Другое дело – неясно, как можно осчастливить потомка деда Пахома в социально-экономическом плане, если он и коммунистов не жалует, и демократы ему сильно не по душе, если чего ни коснись, все у него недоразумение и беда… Видимо, никак его нельзя осчастливить, ибо счастье дается человеку как ощущение, а социально-экономического благополучия в качестве нормы на Руси в принципе не дано. Ну не было в нашей тысячелетней истории ни одного мало-мальски достоверного периода, когда русский мужик так или иначе не страждал, не голодал, да еще вечно у него приключения приключаются по духовному департаменту: то сволочи князя Владимира сволокут в Днепр креститься в чужую веру, то повернут его в немецкую веру приспешники Ильича. А если нельзя, то, стало быть, и не нужно, может быть, даже всеобщее счастье в социально-экономическом плане – это лишнее, как высшее образование для амазонца, которому и таблица умножения ни к чему. И даже не исключено, что всеобщее счастье губительно для прогресса, ибо основной закон диалектики состоит в том, что поступательное движение обеспечивают единство и борьба противоположностей, например, сосуществование интеллигенции и обозленного большинства. Также и всеобщее равенство – это лишнее, во-первых, потому что оно недостижимо, даже если всех переобуть в галоши на босу ногу, а во-вторых, потому что всеобщее равенство и вопиющее неравенство дают на удивление одинаковый результат. Так, если доход землевладельца во многие сотни раз превышает доход поденщика, то жди штурма Зимнего дворца и крушения всех начал, а если академик и приемщик стеклотары зарабатывают одинаково, то жди штурма здания парламента и крушения всех начал. Что же до свободы слова, собраний и манифестаций, то по-настоящему она нужна только десятку-другому интеллектуалов, сумасшедших и тех проходимцев, которые спят и видят, как бы дорваться до власти, а потом разом ее зажать. Вот Россия никак не может прийти в себя от удивления на себя: как это она сподобилась лишиться прочной пайки вином и хлебом того лишь ради, чтобы компания бездельников могла свободно грызться в своем кругу…

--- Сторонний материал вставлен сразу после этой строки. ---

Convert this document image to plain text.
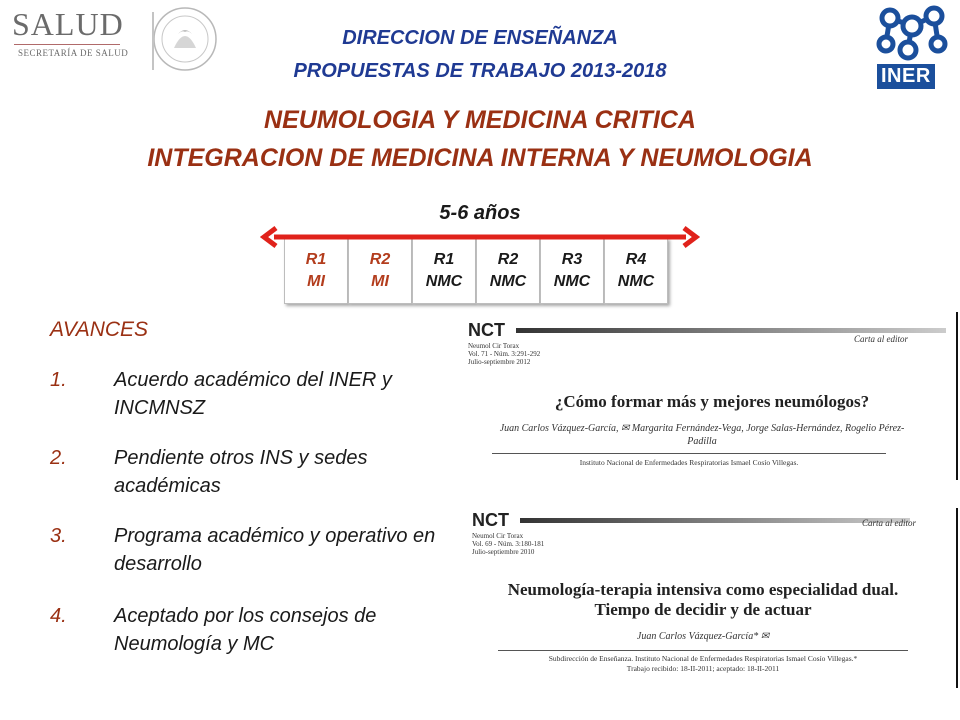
SALUD
SECRETARÍA DE SALUD
DIRECCION DE ENSEÑANZA
PROPUESTAS DE TRABAJO 2013-2018	INER
NEUMOLOGIA Y MEDICINA CRITICA
INTEGRACION DE MEDICINA INTERNA Y NEUMOLOGIA
5-6 años
R1
MI
R2
MI
R1
NMC
R2
NMC
R3
NMC
R4
NMC
AVANCES
1. Acuerdo académico del INER y INCMNSZ
2. Pendiente otros INS y sedes académicas
3. Programa académico y operativo en desarrollo
4. Aceptado por los consejos de Neumología y MC
NCT
Neumol Cir Torax
Vol. 71 - Núm. 3:291-292
Julio-septiembre 2012
Carta al editor
¿Cómo formar más y mejores neumólogos?
Juan Carlos Vázquez-García, ✉ Margarita Fernández-Vega, Jorge Salas-Hernández, Rogelio Pérez-Padilla
Instituto Nacional de Enfermedades Respiratorias Ismael Cosío Villegas.
NCT
Neumol Cir Torax
Vol. 69 - Núm. 3:180-181
Julio-septiembre 2010
Carta al editor
Neumología-terapia intensiva como especialidad dual. Tiempo de decidir y de actuar
Juan Carlos Vázquez-García* ✉
Subdirección de Enseñanza. Instituto Nacional de Enfermedades Respiratorias Ismael Cosío Villegas.*
Trabajo recibido: 18-II-2011; aceptado: 18-II-2011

Таким образом, всеобщее счастье недостижимо, потому что оно вредно и потому что достигнуть его нельзя. Кроме того, очевидно, что общество развивается по законам, определенным задолго до «Феноменологии духа», равномерно и неотложно, как насекомое от личинки до бабочки «адмирал», а не так, как грезится отдельно взятому Ильичу. В частности, из спонтанного штурма Бастилии получилась буржуазная демократия, а из четко спланированного штурма Зимнего дворца – гиблый эксперимент.
Но тогда спрашивается: из чего бесилась наша диссидентура, от Радищева до Болонкина, – вот вопрос!
Кажется, из того, что существует такой чисто русский недуг – несовместимость с человеческим страданием, и всякий незадавшийся адвокат мечтает его изжить. В обществах устоявшихся за каждым гражданином давно признано право на социально-экономическую беду, и, например, бездомность там воспринимается как стихия; в России же стоит повстречать в подземном переходе нищенствующую старушку – и сразу захочется вырезать полстраны, чтобы осчастливить бабушку непременно, завтра и навсегда. Это стремление тем более заразительно, что в практической плоскости оно обеспечивает след в истории тем недужным, кто не располагает особыми дарованиями, но страстно хочет оставить след, – недаром в борьбе за всеобщее счастье заключается не смысл жизни, а смысл смерти, как утверждает Альбер Камю. Хорошо еще, что желающих перевести сострадание в практическую плоскость не так уж много, что большинство все-таки понимает: на смену нищенствующей старушке обязательно придет нищенствующий старичок, поскольку нищенство – не так результат общественного нестроения, как болезнь.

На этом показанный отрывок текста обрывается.